Now approaching her 60th birthday, Mona has complex memories and very mixed feelings. Her mother died when she was a child so she was brought up by her father. The image of the young girl playing on the beach in Ireland while her mother is ill in bed is only one of many memorable images in this heart-breaking novel:

Sand as soft as powder all around the wide curve of the bay. She splashes and plays and gets her sandals wet and stays away for hours… at seven or eight children can be heartless.

In a richly evocative and subtly nuanced story about the aftermath of terrible and ordinary losses: parents, a husband, a baby, the trick to time of the title is the secret shared between the young Mona and her father, and establishes time and memory, and what we can do with our memories as the main themes of this novel.

‘You can make it expand or you can make it contract. Make it shorter or make it longer,’ he says… ‘By the sea all life’s worries wash away.’

Like Leon, in Kit de Waal’s first novel, Mona is a delightful character, a loyal friend and popular with the few people she knows well; and throughout the novel the reader is rooting for her: we don’t want any more tragedy in a life already full of loss.

Revelations about the insensitive treatment of stillbirths in the 1970s are shocking, but also provide an opportunity for the act of kindness that sets Mona off on her quest to help other parents deal with the grief of losing a baby. As well as managing her business, she runs an unconventional counselling service where parents can work through their own grief. But, at 59 Mona herself still hasn’t come to terms with her own loss. Kit de Waal is a talented and very canny writer: she sets up a range of possible futures for the lovely but lonely Mona. Half-way through the novel I made a note of my predictions and sat back to see if I was right. Would Mona go to Paris or stay in England? Would she marry the carpenter or the gent? Most proved to be wrong. Like opening doors along a corridor the writer keeps raising possible futures then, just when you think it’s inevitable, she bangs them shut. And Mona keeps walking.
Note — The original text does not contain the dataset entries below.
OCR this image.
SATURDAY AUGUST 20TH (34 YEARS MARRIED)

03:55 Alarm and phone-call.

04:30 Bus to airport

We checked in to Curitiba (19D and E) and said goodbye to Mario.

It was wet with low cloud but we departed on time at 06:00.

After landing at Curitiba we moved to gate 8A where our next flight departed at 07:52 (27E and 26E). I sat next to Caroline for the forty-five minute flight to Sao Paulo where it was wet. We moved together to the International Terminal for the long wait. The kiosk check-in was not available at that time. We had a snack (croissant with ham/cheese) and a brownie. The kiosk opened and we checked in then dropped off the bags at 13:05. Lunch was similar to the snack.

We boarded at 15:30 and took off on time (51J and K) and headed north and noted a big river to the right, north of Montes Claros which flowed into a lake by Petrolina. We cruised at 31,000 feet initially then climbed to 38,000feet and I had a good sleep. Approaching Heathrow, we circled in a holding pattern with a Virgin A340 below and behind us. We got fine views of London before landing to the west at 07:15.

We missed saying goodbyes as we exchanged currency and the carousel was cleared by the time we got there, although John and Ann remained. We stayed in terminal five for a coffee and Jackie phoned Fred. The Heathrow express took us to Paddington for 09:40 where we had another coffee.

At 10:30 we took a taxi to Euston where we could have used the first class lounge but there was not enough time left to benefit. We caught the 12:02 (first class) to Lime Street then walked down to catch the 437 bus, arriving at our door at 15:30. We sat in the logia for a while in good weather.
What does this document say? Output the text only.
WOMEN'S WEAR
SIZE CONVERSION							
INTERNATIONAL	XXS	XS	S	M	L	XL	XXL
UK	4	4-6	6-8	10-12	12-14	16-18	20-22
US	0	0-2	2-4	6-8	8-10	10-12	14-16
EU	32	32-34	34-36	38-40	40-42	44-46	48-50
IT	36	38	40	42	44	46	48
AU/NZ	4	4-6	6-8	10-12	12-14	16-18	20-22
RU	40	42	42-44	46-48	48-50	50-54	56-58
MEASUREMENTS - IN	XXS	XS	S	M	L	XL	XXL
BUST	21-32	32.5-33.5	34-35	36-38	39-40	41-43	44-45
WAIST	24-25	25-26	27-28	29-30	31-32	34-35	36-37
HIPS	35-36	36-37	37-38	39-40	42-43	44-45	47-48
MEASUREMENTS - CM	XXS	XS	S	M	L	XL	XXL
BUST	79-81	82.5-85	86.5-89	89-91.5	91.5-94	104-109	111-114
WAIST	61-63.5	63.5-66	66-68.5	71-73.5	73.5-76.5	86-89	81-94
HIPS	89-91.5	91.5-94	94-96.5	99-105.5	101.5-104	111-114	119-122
Kit de Waal plays on our deepest fears with an expert touch. In less expert hands The Trick to Time could easily have sunk to melodrama: she steers a fine line between sentimentality and genuine emotion but stays on the right side. The determining factor is the generosity of spirit and remarkable sense of humour that come through every chapter. This book often brought me to tears – both at the poignancy of Mona’s story and at the absurdity of some of the scenes. The chapter with the hairnet (which I won’t spoil for you) must be the darkest and funniest of the whole novel.

The Trick to Time is an exquisitely written book dealing with real human feelings. There are no stereotypical drunken abusive Irish fathers or dodgy priests; Mona is the voice of many ordinary, working class women who reach middle age but still have an important story that should be told. And listened to.

The Trick to Time is published on March 28th, 2018.